一般的なうつ病だと、原因は数多くあります。別名心の風邪と呼ばれているので今症状が出ていなくても発症するきっかけは誰でも持っています。家族や愛する人の死と、急な環境の変化、出産等もうつ病を引き起こす要因です。一方、うつ病にとても似ている双極性障害は、遺伝性がとても強く、さらにこころに大きなストレスがのしかかると発症する精神疾患です。遺伝に関しては様々な研究結果でほぼ間違いないと立証されています。しかし双極性障害になる遺伝子は一つではなく、複数が交わっている可能性も否定できません。単純に親が双極性障害だから自分もそうなるとは言い切れず、自分の子供が必ず双極性障害になるとは限りません。また、双極性障害の研究も現時点で多く行なわれていますが、遺伝以外にこれといった原因も解明されていません。その過程で見つかったのが原因遺伝子というだけです。双極性障害を引き起こすもう一つの原因はストレスですがこれはうつ病を発症する時と同等だと考えるのはまだ早いです。もともとの遺伝子にストレスが加わっている時もあるため、少なくとも大きなストレスがかかったから双極性障害になると判断はできません。しかし、明らかな過大ストレスがあると、それを対処できなくなる傾向にあるためこの場合は双極性障害を引き起こすことも十分考えられます。ストレスといえば、気持ちの問題だと片づける傾向がありますが実は、脳に損傷が起きている事ともいえます。うつ病を発症した場合ストレスで分泌されるコルチゾールが多くなります。また、コルチゾールが増えると中枢神経に障害が起こるため、うつ病の原因かもしれないと囁かれています。これと同じ考えで双極性障害も、似たような仕組みから発症すると考えられています。

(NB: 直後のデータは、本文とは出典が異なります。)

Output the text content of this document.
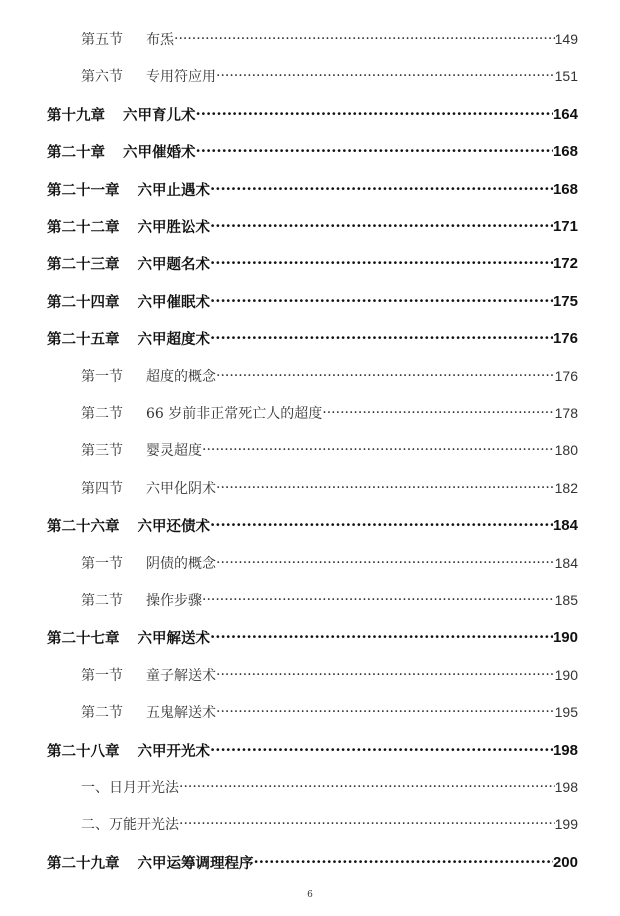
第五节	布炁 ·····	149
第六节	专用符应用 ·····	151
第十九章 六甲育儿术 ·····	164
第二十章 六甲催婚术 ·····	168
第二十一章 六甲止遇术 ·····	168
第二十二章 六甲胜讼术 ·····	171
第二十三章 六甲题名术 ·····	172
第二十四章 六甲催眠术 ·····	175
第二十五章 六甲超度术 ·····	176
第一节	超度的概念 ·····	176
第二节	66 岁前非正常死亡人的超度 ·····	178
第三节	婴灵超度 ·····	180
第四节	六甲化阴术 ·····	182
第二十六章 六甲还债术 ·····	184
第一节	阴债的概念 ·····	184
第二节	操作步骤 ·····	185
第二十七章 六甲解送术 ·····	190
第一节	童子解送术 ·····	190
第二节	五鬼解送术 ·····	195
第二十八章 六甲开光术 ·····	198
一、日月开光法 ·····	198
二、万能开光法 ·····	199
第二十九章 六甲运筹调理程序 ·····	200
6
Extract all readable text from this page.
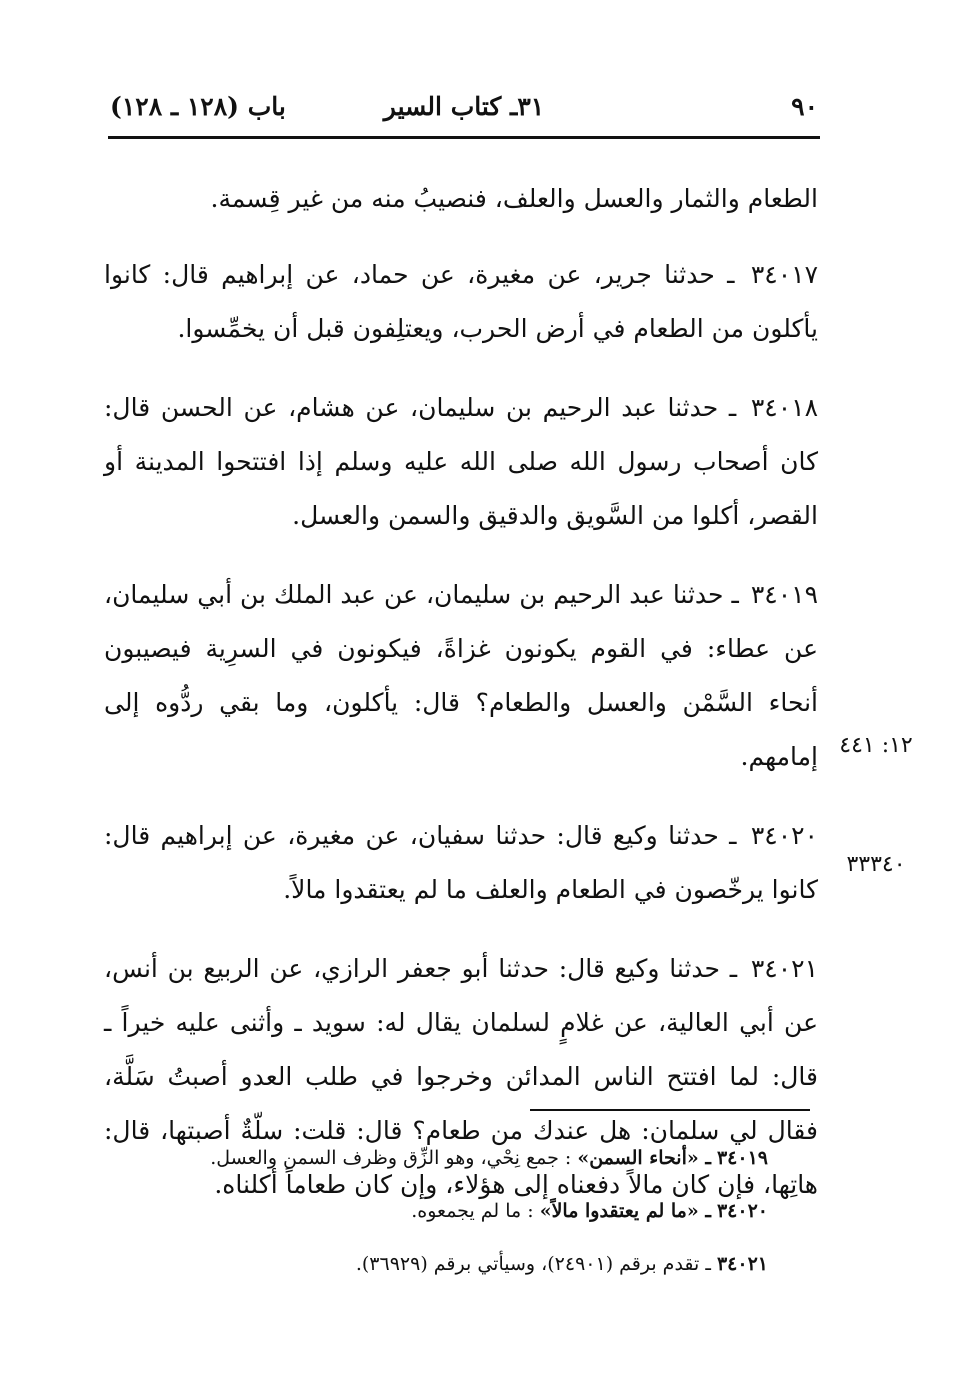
٩٠
٣١ـ كتاب السير
باب (١٢٨ ـ ١٢٨)

الطعام والثمار والعسل والعلف، فنصيبُ منه من غير قِسمة.

٣٤٠١٧ ـ حدثنا جرير، عن مغيرة، عن حماد، عن إبراهيم قال: كانوا يأكلون من الطعام في أرض الحرب، ويعتلِفون قبل أن يخمِّسوا.

٣٤٠١٨ ـ حدثنا عبد الرحيم بن سليمان، عن هشام، عن الحسن قال: كان أصحاب رسول الله صلى الله عليه وسلم إذا افتتحوا المدينة أو القصر، أكلوا من السَّويق والدقيق والسمن والعسل.

٣٤٠١٩ ـ حدثنا عبد الرحيم بن سليمان، عن عبد الملك بن أبي سليمان، عن عطاء: في القوم يكونون غزاةً، فيكونون في السرِية فيصيبون أنحاء السَّمْن والعسل والطعام؟ قال: يأكلون، وما بقي ردُّوه إلى إمامهم.

٣٤٠٢٠ ـ حدثنا وكيع قال: حدثنا سفيان، عن مغيرة، عن إبراهيم قال: كانوا يرخّصون في الطعام والعلف ما لم يعتقدوا مالاً.

٣٤٠٢١ ـ حدثنا وكيع قال: حدثنا أبو جعفر الرازي، عن الربيع بن أنس، عن أبي العالية، عن غلامٍ لسلمان يقال له: سويد ـ وأثنى عليه خيراً ـ قال: لما افتتح الناس المدائن وخرجوا في طلب العدو أصبتُ سَلَّة، فقال لي سلمان: هل عندك من طعام؟ قال: قلت: سلّةٌ أصبتها، قال: هاتِها، فإن كان مالاً دفعناه إلى هؤلاء، وإن كان طعاماً أكلناه.

١٢: ٤٤١
٣٣٣٤٠
٣٤٠١٩ ـ «أنحاء السمن» : جمع نِحْي، وهو الزِّق وظرف السمن والعسل.
٣٤٠٢٠ ـ «ما لم يعتقدوا مالاً» : ما لم يجمعوه.
٣٤٠٢١ ـ تقدم برقم (٢٤٩٠١)، وسيأتي برقم (٣٦٩٢٩).
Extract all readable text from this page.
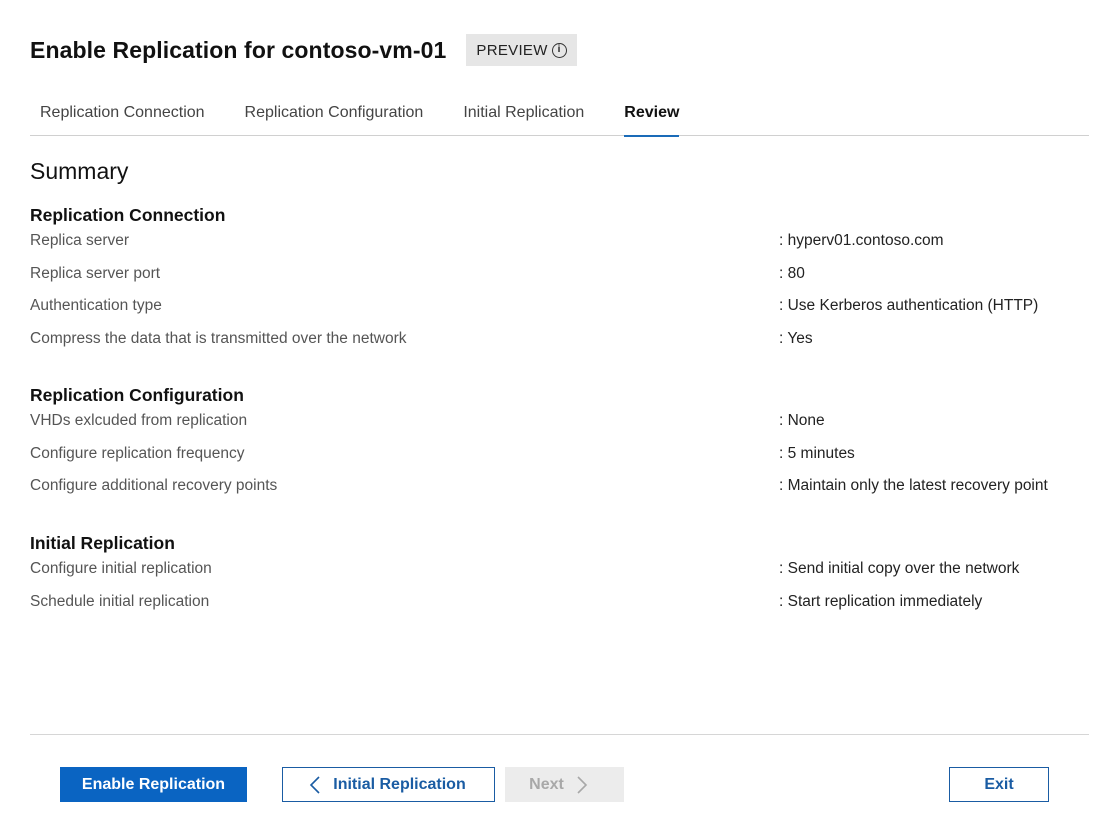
Enable Replication for contoso-vm-01 PREVIEW i
Replication Connection	Replication Configuration	Initial Replication	Review
Summary
Replication Connection
Replica server	: hyperv01.contoso.com
Replica server port	: 80
Authentication type	: Use Kerberos authentication (HTTP)
Compress the data that is transmitted over the network	: Yes
Replication Configuration
VHDs exlcuded from replication	: None
Configure replication frequency	: 5 minutes
Configure additional recovery points	: Maintain only the latest recovery point
Initial Replication
Configure initial replication	: Send initial copy over the network
Schedule initial replication	: Start replication immediately
Enable Replication	Initial Replication	Next	Exit
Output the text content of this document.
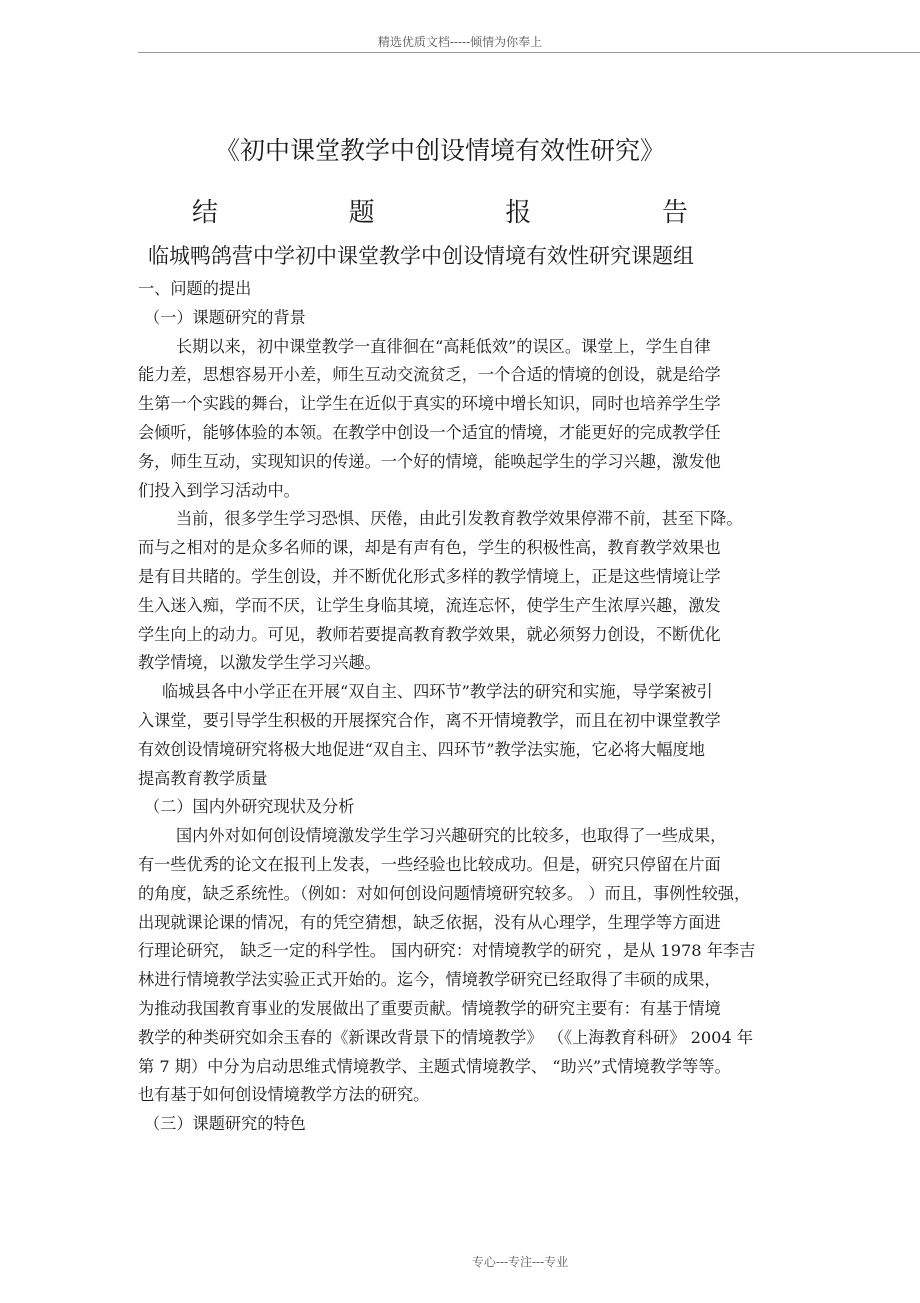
精选优质文档-----倾情为你奉上
《初中课堂教学中创设情境有效性研究》
结	题	报	告
临城鸭鸽营中学初中课堂教学中创设情境有效性研究课题组
一、问题的提出
（一）课题研究的背景
长期以来，初中课堂教学一直徘徊在“高耗低效”的误区。课堂上，学生自律
能力差，思想容易开小差，师生互动交流贫乏，一个合适的情境的创设，就是给学
生第一个实践的舞台，让学生在近似于真实的环境中增长知识，同时也培养学生学
会倾听，能够体验的本领。在教学中创设一个适宜的情境，才能更好的完成教学任
务，师生互动，实现知识的传递。一个好的情境，能唤起学生的学习兴趣，激发他
们投入到学习活动中。
当前，很多学生学习恐惧、厌倦，由此引发教育教学效果停滞不前，甚至下降。
而与之相对的是众多名师的课，却是有声有色，学生的积极性高，教育教学效果也
是有目共睹的。学生创设，并不断优化形式多样的教学情境上，正是这些情境让学
生入迷入痴，学而不厌，让学生身临其境，流连忘怀，使学生产生浓厚兴趣，激发
学生向上的动力。可见，教师若要提高教育教学效果，就必须努力创设，不断优化
教学情境，以激发学生学习兴趣。
临城县各中小学正在开展“双自主、四环节”教学法的研究和实施，导学案被引
入课堂，要引导学生积极的开展探究合作，离不开情境教学，而且在初中课堂教学
有效创设情境研究将极大地促进“双自主、四环节”教学法实施，它必将大幅度地
提高教育教学质量
（二）国内外研究现状及分析
国内外对如何创设情境激发学生学习兴趣研究的比较多，也取得了一些成果，
有一些优秀的论文在报刊上发表，一些经验也比较成功。但是，研究只停留在片面
的角度，缺乏系统性。（例如：对如何创设问题情境研究较多。 ）而且，事例性较强，
出现就课论课的情况，有的凭空猜想，缺乏依据，没有从心理学，生理学等方面进
行理论研究， 缺乏一定的科学性。 国内研究：对情境教学的研究 ，是从 1978 年李吉
林进行情境教学法实验正式开始的。迄今，情境教学研究已经取得了丰硕的成果，
为推动我国教育事业的发展做出了重要贡献。情境教学的研究主要有：有基于情境
教学的种类研究如余玉春的《新课改背景下的情境教学》 （《上海教育科研》 2004 年
第 7 期）中分为启动思维式情境教学、主题式情境教学、 “助兴”式情境教学等等。
也有基于如何创设情境教学方法的研究。
（三）课题研究的特色
专心---专注---专业
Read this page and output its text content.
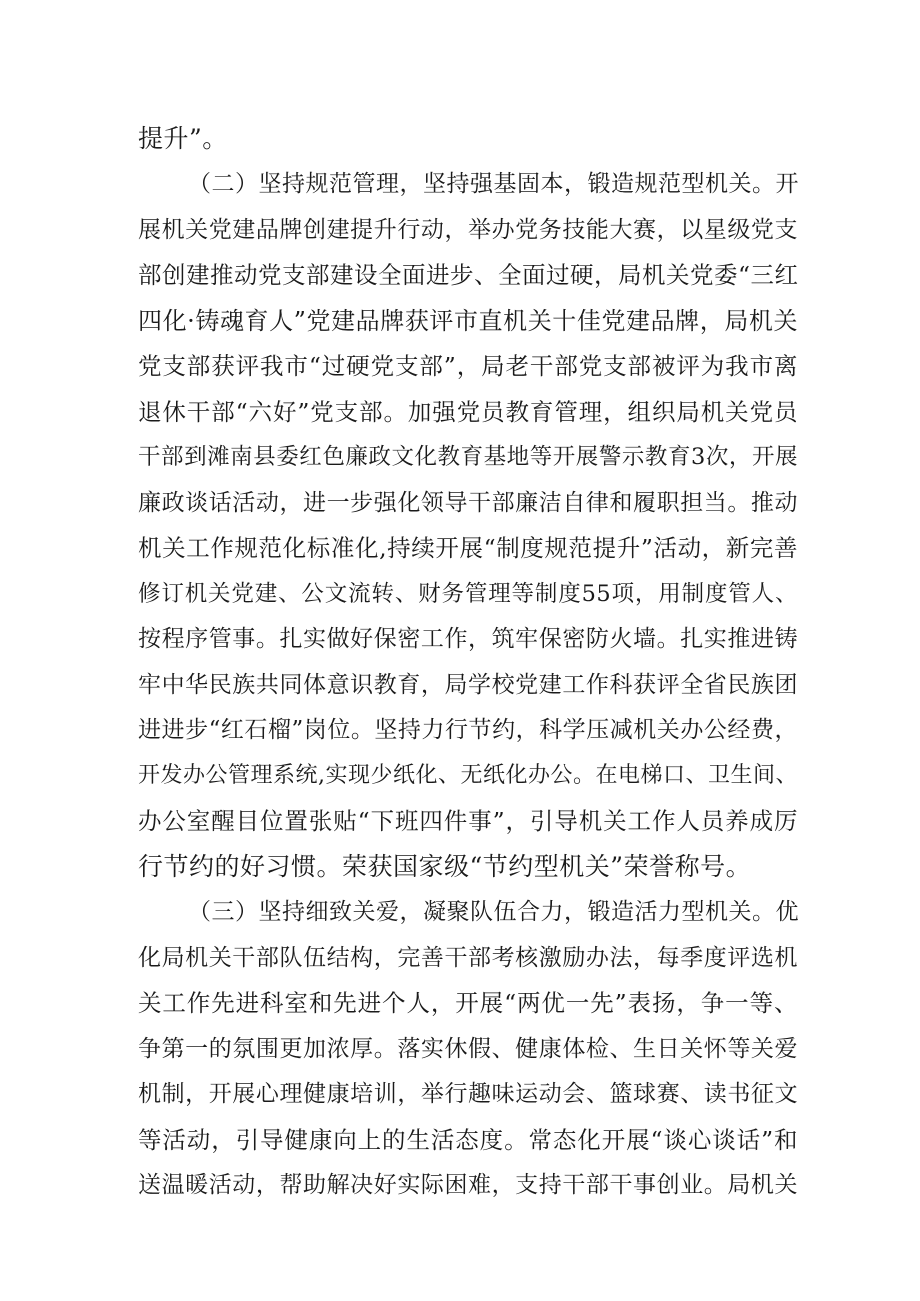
提升”。
（二）坚持规范管理，坚持强基固本，锻造规范型机关。开
展机关党建品牌创建提升行动，举办党务技能大赛，以星级党支
部创建推动党支部建设全面进步、全面过硬，局机关党委“三红
四化·铸魂育人”党建品牌获评市直机关十佳党建品牌，局机关
党支部获评我市“过硬党支部”，局老干部党支部被评为我市离
退休干部“六好”党支部。加强党员教育管理，组织局机关党员
干部到滩南县委红色廉政文化教育基地等开展警示教育3次，开展
廉政谈话活动，进一步强化领导干部廉洁自律和履职担当。推动
机关工作规范化标准化,持续开展“制度规范提升”活动，新完善
修订机关党建、公文流转、财务管理等制度55项，用制度管人、
按程序管事。扎实做好保密工作，筑牢保密防火墙。扎实推进铸
牢中华民族共同体意识教育，局学校党建工作科获评全省民族团
进进步“红石榴”岗位。坚持力行节约，科学压减机关办公经费，
开发办公管理系统,实现少纸化、无纸化办公。在电梯口、卫生间、
办公室醒目位置张贴“下班四件事”，引导机关工作人员养成厉
行节约的好习惯。荣获国家级“节约型机关”荣誉称号。
（三）坚持细致关爱，凝聚队伍合力，锻造活力型机关。优
化局机关干部队伍结构，完善干部考核激励办法，每季度评选机
关工作先进科室和先进个人，开展“两优一先”表扬，争一等、
争第一的氛围更加浓厚。落实休假、健康体检、生日关怀等关爱
机制，开展心理健康培训，举行趣味运动会、篮球赛、读书征文
等活动，引导健康向上的生活态度。常态化开展“谈心谈话”和
送温暖活动，帮助解决好实际困难，支持干部干事创业。局机关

双極性障害の原因はストレスと遺伝ですが、ほかの理由に病前性格も関係している可能性が強くなっています。もともとの性格に双極性障害になるきっかけがあれば、簡単に発症するでしょう。社交的で親切、しかも善良で温厚といった社会に同調する性格の持ち主は双極性障害になりやすいという研究結果も出ています。